Он с трудом, шатаясь, поднялся на ноги. Выглядел Ник не лучшим образом — здоровенная ссадина, перевязанная женщиной еще ночью, снова начала кровоточить.
Тот самый немец, который убил особиста, заметил Ника, с озабоченным видом ткнул в него пальцем и что-то сказал. Именно «что-то», потому что фраза прозвучала не по-немецки, а на каком-то языке, которого Ник не знал.
К нему приблизился рослый, красивый белокурый парень, еще тяжело дышащий после боя. Судя по всему, одежду он не менял уже несколько недель. Немецкий китель был разодран в нескольких местах, испачкан кровью и грязью. На кителе — невероятно замусоленная черно-красная ленточка Железного креста 2-го класса. На плечах у парня болталось несколько советских автоматов ППШ и ППД — видимо, он подобрал их на поле боя.
— Герр обер-лейтенант? — устало спросил он по-немецки, но не так, как говорят немцы, а с явным акцентом.
— Обер-лейтенант Вильгельм Раух, — ответил Ник, следуя легенде. — С кем имею честь?
— Ваффен-оберштурмфюрер дер СС Янис Карклиньш, — так же устало назвался парень. — 15-я гренадерская латышская дивизия войск СС. Я вижу, вам здорово досталось от сталинских палачей? Сильно ранены?..
Ник попытался сообразить, что это за народ такой — латыши, и почему они воюют за немцев, не вспомнил и ответил:
— Война есть война… Спасибо вам за спасение, оберштурмфюрер! Без вас я бы пропал.
— Не стоит благодарности. Ближайшая дорога была заминирована этими скотами. Мы двинули наугад и вышли прямо на их логово.
Латыш ухмыльнулся краем рта и махнул рукой на самоходку:
— К сожалению, из транспорта можем предоставить вам только вот этот лимузин. Рекомендую ехать на броне, внутри можно свихнуться от жары.
— А куда вы направляетесь?
— В Минск, — пожал плечами латышский эсэсовец. — Куда же еще?
Пока солдаты латышской дивизии СС копали могилу и хоронили своих убитых, Карклиньш коротко рассказал Честеру о том, что его часть была спешно переброшена сначала под Невель, потом Витебск, но уже на следующий день была почти полностью разгромлена. Пока есть приказ отходить на Минск. Говорил Карклиньш медленно, тяжело, с большими паузами, а произнося слово «приказ», как-то странно усмехнулся. Видно было, что он до смерти измотан войной.
— Похоже, вы не очень-то верите в победу Великой Германии, — поддел его Ник.
Вместо ответа латыш мрачно взглянул на Честера и зло сплюнул.

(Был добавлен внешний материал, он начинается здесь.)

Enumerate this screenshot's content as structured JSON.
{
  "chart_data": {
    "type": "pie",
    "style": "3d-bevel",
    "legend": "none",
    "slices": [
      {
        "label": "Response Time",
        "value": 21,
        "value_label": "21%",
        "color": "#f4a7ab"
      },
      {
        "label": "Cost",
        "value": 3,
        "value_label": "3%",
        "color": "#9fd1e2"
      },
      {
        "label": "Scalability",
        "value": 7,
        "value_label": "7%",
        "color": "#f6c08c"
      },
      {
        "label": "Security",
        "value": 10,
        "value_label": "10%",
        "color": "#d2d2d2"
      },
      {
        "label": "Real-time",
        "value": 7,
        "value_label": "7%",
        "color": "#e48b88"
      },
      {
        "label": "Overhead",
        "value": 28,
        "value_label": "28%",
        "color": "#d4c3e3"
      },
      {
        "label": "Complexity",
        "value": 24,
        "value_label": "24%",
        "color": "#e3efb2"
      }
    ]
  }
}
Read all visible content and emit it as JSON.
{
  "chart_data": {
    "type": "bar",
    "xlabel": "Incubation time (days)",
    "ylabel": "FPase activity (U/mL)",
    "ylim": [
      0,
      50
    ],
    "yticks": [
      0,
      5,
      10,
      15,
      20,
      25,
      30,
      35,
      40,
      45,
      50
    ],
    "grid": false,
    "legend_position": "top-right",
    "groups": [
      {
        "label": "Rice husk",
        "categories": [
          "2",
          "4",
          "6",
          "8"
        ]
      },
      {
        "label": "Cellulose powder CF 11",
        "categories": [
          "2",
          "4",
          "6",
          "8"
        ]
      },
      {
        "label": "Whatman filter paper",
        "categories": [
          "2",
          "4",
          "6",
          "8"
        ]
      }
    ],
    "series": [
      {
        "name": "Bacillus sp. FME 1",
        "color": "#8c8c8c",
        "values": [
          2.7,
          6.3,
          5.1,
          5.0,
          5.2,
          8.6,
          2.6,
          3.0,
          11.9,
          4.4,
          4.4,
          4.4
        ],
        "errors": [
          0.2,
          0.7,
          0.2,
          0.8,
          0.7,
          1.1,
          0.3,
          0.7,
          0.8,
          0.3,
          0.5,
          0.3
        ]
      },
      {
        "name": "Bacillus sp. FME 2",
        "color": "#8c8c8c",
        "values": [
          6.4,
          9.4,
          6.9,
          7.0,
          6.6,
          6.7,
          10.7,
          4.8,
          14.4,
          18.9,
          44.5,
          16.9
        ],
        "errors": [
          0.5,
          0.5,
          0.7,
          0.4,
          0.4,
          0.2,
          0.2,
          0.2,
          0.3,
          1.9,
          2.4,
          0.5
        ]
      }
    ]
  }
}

Трупы убитых партизан солдаты свалили в кучу, облили бензином и подожгли…
Через десять минут облепленная людьми самоходка, по ступицу проваливаясь в болотную жижу, медленно, с натугой двинулась по заболоченному лесу. Под тяжестью брони с жалобным треском ломались и рушились молодые деревья. Качаясь на броне рядом с говорившими на непонятном языке солдатами, Ник мысленно прощался с партизанским лагерем, о котором напоминал только гигантский костер, воняющий горелым человеческим мясом…
Глава 20
Конечно, группа из семи немецких офицеров, двое из которых несли на импровизированных носилках раненого, выглядела бы на улицах Минска странновато и, вполне возможно, привлекла бы внимание не одного патруля. Но смельчакам повезло. Едва Крутиков и Плескачевский подхватили носилки с Денисеней, как центр города огласило противное завывание сирен. А на окраинах четко, злобно застучали немецкие зенитки.
— Воздух! — прокричал Соколов. — А ну бегом, ребята!
Подхватив носилки, разведчики бросились с центральной улицы на параллельную — до войны она называлась Коммунистической. Здесь было пустынно. Только девочка лет десяти в выцветшем платье бежала по тротуару, спеша в укрытие, да двое немцев тщетно пытались завести некстати заглохший мотоцикл.
— Ближайшее убежище там, герр гауптманн! — крикнул один из них, почувствовав взгляд Соколова, и махнул рукой под гору.
Гул самолетов был все ближе. На восточной окраине Минска уже рванули первые взрывы. Самолеты шли низко, не боясь вражеских истребителей, и можно было рассмотреть хищные горбатые силуэты штурмовиков «Ил-2».
— Вперед! — скомандовал Владимир своей группе. К счастью, ни один человек на ее пути больше не встретился — видимо, страх перед авианалетами у немцев был силен.
Бегом офицеры пересекли деревянный мост через узкую Свислочь и бросились в гору, к зданию театра оперы и балета. Огромный, серый, напоминавший архитектурой античный амфитеатр, он величественно высился над окружающими деревянными домишками. На другой стороне улицы выделялись еще два каменных дома — жилой, явно построенный в начале 1930-х, и двухэтажный, приземистый, старинного вида. «Это бывшая духовная семинария», — вспомнил Владимир свои бдения над картой Минска. Левее круто уходил вниз, к реке, короткий переулок.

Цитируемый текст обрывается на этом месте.